Pale Flower is easily the best yakuza movie ever made. Nothing else even comes close.
Magician: The Astonishing Life and Work of Orson Welles (2014) - 8/10. The idea for this film is a good one: tell Welles's life story by stitching together clips and audio of the great man talking about himself (which he loved to do). Sample all the films. Then fill the gaps with comments by "experts"--those who were there, family members, biographers, film authorities (the usual suspects, Bogdanovich, Spielberg, Scorsese, but also Julie Taymor (!) and William Friedkin--when, oh when, did Friedkin become an authority on everything cinematic?). I particularly liked seeing and hearing Welles's daughters speak, as well as Oja Kodar (who seems pretty interesting). Less inspired, though, was the idea to sprinkle in scenes from filmed recreations. We get clips from Me and Orson Welles, RKO 281, Radio Days, even that one bit from Ed Wood. WTH?The film is very entertaining because Welles was always entertaining. But it basically tells the story we all know without adding anything new, and, no doubt because of its short runtime (92 min.), is actually misleading in many places. For example, when covering Citizen Kane the filmmaker produces a clip of Welles saying the Rosebud ending "doesn't hold up." Yeah, Welles said that, and more than once, but he also said some other things. Like the fact that the device was useful for making the film work, and he couldn't, even in later life, think of a better one. Also, that it was Herman Mankiewicz's idea (like many a great man, Welles liked to take credit for the good things in his work, and blame others for the not-so-good things). But in order to bring in such helpful contextualizing you'd actually have to explore Mankiewicz's contribution to the film. The man gets one brief mention (Toland a bit more). Again, the runtime is brief, the focus is on Welles, so his collaborators get short shrift. Abbreviating everything, though, causes distortions. On the other hand, there's a really good sequence that shows Welles telling, in more than one interview, his How-I-Sold-Harry-Cohn-The-Lady-From-Shanghai story which does a great job of casting doubt on its veracity. More things like this would have been welcome.Simply, the film needed to be longer. The Blu-ray is coming soon, no doubt--hopefully it includes more material that was cut for time. But with a someone like Welles, even more--ever more--will not be enough to give the subject his due.
Once Upon A Time In America - 12/10Nice one.
The US cut of course. Nah the regular 221 min cut. I still haven't seen the long cut as a whole.I agree with you on my valuation, but you get the point of a 12/10: whatever you throw again it, OUATIA is higher.Anyway here is my new take on the movie: I don't think we can expect a Lynchean rigor in symbolism from Leone. So I don't think the dream theory, or any kind of "this symbolizes that" reading of the movie really works. Everything changes from a scene to another. All in all, for Leone, cinema is a dream and that's the way Sergio sees the world. So everything is a dream and nothing is a dream, life is cinema, cinema is memories, and the movie keeps showing (more than telling) you that in every way possible. Evrything in it both happened and never happened, it's a movie, Noodles' smile in the end is also the audience's smile.
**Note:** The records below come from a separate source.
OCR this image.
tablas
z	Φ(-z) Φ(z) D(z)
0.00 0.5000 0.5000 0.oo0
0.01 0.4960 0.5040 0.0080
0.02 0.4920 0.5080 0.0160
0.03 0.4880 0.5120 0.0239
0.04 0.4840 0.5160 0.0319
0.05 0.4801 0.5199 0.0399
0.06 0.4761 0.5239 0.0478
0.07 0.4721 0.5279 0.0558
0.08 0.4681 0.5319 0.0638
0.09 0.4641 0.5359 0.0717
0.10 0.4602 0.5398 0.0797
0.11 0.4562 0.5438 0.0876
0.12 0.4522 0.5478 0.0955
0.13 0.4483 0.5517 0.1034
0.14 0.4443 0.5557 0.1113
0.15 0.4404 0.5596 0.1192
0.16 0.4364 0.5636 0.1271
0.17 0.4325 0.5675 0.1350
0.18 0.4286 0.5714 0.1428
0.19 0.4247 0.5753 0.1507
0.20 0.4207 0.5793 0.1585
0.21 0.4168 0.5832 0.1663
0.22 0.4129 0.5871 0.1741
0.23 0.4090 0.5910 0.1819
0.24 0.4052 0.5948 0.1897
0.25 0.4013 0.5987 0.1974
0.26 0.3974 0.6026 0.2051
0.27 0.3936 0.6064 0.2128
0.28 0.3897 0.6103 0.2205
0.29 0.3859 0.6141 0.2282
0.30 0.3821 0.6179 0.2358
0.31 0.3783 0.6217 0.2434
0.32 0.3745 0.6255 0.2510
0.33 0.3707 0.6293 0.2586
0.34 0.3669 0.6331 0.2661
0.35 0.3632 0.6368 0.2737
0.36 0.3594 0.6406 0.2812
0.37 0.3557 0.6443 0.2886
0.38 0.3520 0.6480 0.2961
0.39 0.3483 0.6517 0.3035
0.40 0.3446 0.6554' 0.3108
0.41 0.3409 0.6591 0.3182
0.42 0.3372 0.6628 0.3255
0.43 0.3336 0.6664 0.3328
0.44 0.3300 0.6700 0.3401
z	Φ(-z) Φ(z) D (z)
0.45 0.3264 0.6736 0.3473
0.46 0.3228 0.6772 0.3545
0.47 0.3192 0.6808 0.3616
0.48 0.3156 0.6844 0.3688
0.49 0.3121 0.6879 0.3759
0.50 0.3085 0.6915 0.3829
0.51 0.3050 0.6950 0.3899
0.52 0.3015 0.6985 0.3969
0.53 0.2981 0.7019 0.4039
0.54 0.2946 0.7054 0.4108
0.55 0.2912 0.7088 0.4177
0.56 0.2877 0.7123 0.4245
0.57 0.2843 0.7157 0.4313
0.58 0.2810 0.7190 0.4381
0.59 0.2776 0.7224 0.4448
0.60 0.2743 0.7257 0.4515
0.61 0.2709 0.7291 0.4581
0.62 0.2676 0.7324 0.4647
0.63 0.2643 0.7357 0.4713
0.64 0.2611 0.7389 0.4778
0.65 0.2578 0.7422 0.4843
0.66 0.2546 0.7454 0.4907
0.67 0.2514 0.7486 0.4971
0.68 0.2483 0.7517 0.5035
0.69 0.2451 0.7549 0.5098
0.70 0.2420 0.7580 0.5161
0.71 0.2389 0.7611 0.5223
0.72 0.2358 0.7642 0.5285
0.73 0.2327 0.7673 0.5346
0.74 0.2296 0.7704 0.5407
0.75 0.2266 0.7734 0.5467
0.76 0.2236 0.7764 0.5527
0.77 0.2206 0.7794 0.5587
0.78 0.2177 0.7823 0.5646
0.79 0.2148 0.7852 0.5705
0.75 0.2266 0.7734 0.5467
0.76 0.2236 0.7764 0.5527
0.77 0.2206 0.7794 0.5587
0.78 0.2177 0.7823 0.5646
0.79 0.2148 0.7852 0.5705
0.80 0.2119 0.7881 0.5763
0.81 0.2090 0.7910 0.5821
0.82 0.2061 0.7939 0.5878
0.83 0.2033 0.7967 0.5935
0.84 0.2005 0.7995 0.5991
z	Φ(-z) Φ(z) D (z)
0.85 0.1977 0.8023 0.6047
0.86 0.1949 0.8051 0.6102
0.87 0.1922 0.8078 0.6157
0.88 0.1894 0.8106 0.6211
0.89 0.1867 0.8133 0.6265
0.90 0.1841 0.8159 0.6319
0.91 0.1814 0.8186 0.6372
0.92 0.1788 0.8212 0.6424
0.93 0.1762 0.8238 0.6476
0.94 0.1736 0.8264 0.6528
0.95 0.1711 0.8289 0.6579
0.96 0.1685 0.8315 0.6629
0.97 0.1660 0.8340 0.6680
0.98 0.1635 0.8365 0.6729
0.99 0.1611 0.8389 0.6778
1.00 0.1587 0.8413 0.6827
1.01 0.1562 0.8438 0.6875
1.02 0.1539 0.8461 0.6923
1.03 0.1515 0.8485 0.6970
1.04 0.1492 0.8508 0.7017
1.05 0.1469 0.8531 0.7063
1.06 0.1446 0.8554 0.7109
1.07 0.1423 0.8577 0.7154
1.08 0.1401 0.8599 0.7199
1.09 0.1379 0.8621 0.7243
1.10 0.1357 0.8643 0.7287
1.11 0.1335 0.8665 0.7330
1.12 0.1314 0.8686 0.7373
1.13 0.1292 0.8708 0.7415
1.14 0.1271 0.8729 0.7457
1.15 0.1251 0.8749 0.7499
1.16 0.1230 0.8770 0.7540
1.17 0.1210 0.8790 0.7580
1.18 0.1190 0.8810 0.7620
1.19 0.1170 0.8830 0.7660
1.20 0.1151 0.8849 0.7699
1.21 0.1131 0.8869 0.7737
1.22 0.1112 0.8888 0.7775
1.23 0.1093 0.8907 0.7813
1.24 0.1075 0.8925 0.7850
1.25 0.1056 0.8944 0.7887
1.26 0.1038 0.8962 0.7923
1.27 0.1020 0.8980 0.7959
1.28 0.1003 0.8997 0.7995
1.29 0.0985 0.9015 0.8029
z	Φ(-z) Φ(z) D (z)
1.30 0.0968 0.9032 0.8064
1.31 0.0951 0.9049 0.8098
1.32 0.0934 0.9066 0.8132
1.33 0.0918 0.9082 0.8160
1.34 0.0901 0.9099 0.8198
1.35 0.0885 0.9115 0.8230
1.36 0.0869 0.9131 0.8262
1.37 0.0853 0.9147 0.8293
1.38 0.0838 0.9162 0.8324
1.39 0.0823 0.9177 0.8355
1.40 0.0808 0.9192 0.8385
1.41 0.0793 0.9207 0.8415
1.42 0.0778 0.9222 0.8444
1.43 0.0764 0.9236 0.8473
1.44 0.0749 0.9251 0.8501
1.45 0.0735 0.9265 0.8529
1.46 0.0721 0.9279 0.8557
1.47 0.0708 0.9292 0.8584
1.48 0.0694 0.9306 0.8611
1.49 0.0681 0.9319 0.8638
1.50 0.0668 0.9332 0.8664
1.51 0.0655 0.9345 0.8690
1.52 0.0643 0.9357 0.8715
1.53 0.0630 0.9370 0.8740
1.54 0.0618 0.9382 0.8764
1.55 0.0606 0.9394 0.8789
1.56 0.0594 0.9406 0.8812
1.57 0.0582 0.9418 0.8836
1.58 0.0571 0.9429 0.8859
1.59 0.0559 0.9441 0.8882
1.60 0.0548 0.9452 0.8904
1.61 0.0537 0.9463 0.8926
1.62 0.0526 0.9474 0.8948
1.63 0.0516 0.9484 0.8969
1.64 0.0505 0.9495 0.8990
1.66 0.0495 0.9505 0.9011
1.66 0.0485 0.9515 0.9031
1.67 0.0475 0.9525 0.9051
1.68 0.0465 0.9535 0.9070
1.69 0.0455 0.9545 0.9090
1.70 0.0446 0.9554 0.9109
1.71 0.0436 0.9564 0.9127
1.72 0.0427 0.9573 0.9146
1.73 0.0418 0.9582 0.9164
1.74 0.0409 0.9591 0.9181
It's funny because in the end, despite everything you can think of, OUATIA isn't that different from the really naturalistic Tale of Cinema.Also they spend a huge time opening and closing doors, curtains and hidden hatches in this movie.
Not to mention the fact that the front for the opium den, which we see at the very beginning, is a kind of theater.
Also they spend a huge time opening and closing doors, curtains and hidden hatches in this movie.
The camera zooms out. The room looks exactly like a movie theater. We're leaving the movie.
I like the way I spotted the ball perfectly so you could spike it.